Em seu plano, Eliziane defende ainda que a CPMI apure fatos pretéritos ao 8 de janeiro, como os distúrbios de 12 de dezembro em Brasília e o atentado frustrado com um caminhão-tanque no aeroporto da capital federal. Todos os envolvidos devem ser chamados a depor. “Nesse sentido, tentaremos identificar os autores intelectuais, os financiadores e os agentes públicos envolvidos.” Por fim, chama a atenção, positivamente, o interesse, ainda que tímido, de se apurar eventuais violações de direitos humanos dos quase 2 mil detidos no episódio. 

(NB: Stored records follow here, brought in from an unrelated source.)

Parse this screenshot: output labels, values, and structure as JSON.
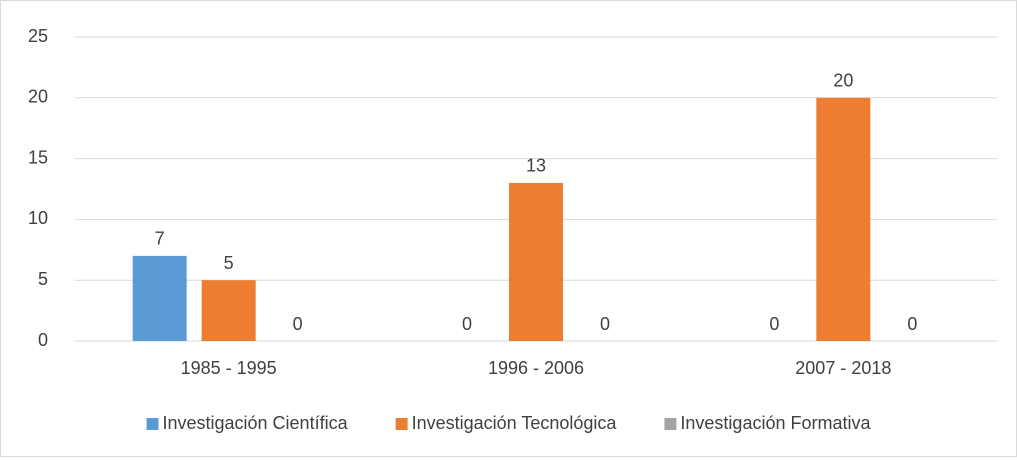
{
  "chart_data": {
    "type": "bar",
    "categories": [
      "1985 - 1995",
      "1996 - 2006",
      "2007 - 2018"
    ],
    "series": [
      {
        "name": "Investigación Científica",
        "color": "#5b9bd5",
        "values": [
          7,
          0,
          0
        ]
      },
      {
        "name": "Investigación Tecnológica",
        "color": "#ed7d31",
        "values": [
          5,
          13,
          20
        ]
      },
      {
        "name": "Investigación Formativa",
        "color": "#a5a5a5",
        "values": [
          0,
          0,
          0
        ]
      }
    ],
    "ylim": [
      0,
      25
    ],
    "yticks": [
      0,
      5,
      10,
      15,
      20,
      25
    ],
    "grid": true,
    "legend": "bottom"
  }
}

Como bem disse o senador Eduardo Girão (Novo/CE), a comissão “precisa fazer a autópsia e enterrar” o caso. “Não podemos deixar um defunto na sala.” A busca é pela verdade histórica.

 

Leia abaixo as principais linhas de investigação:

+ A atuação de Anderson Torres, enquanto Ministro da Justiça e Segurança Pública, e sua relação com a ação da Polícia Rodoviária Federal (PRF) e com o seu então Diretor, Silvinei Vasques, no segundo turno das eleições e diante das manifestações golpistas ocorridas nas rodovias nacionais logo após o resultado das eleições;

+ A atuação de Anderson Torres, enquanto Secretário de Segurança Pública do Distrito Federal;

+ Os acontecimentos dos dias 12 e 24 de dezembro de 2022;

+ Os acampamentos na região do Quartel-General do Exército e os atos antidemocráticos contra as sedes dos Três Poderes para identificar seus mentores, financiadores e executores;

+ O planejamento e a atuação dos órgãos de segurança pública da União e do Distrito Federal no dia 08 de janeiro, bem como o apagão na execução das medidas de contenção;

+ As manifestações públicas e em redes sociais de agentes políticos contra o resultado das eleições;

+ A relação do Tenente-Coronel Mauro Cid com pessoas envolvidas com o fato determinado investigado por esta CPMI e com eventuais conspirações golpistas, e

+ A atuação dos órgãos das Forças Armadas e sua relação com os acampamentos na região do Quartel-General do Exército.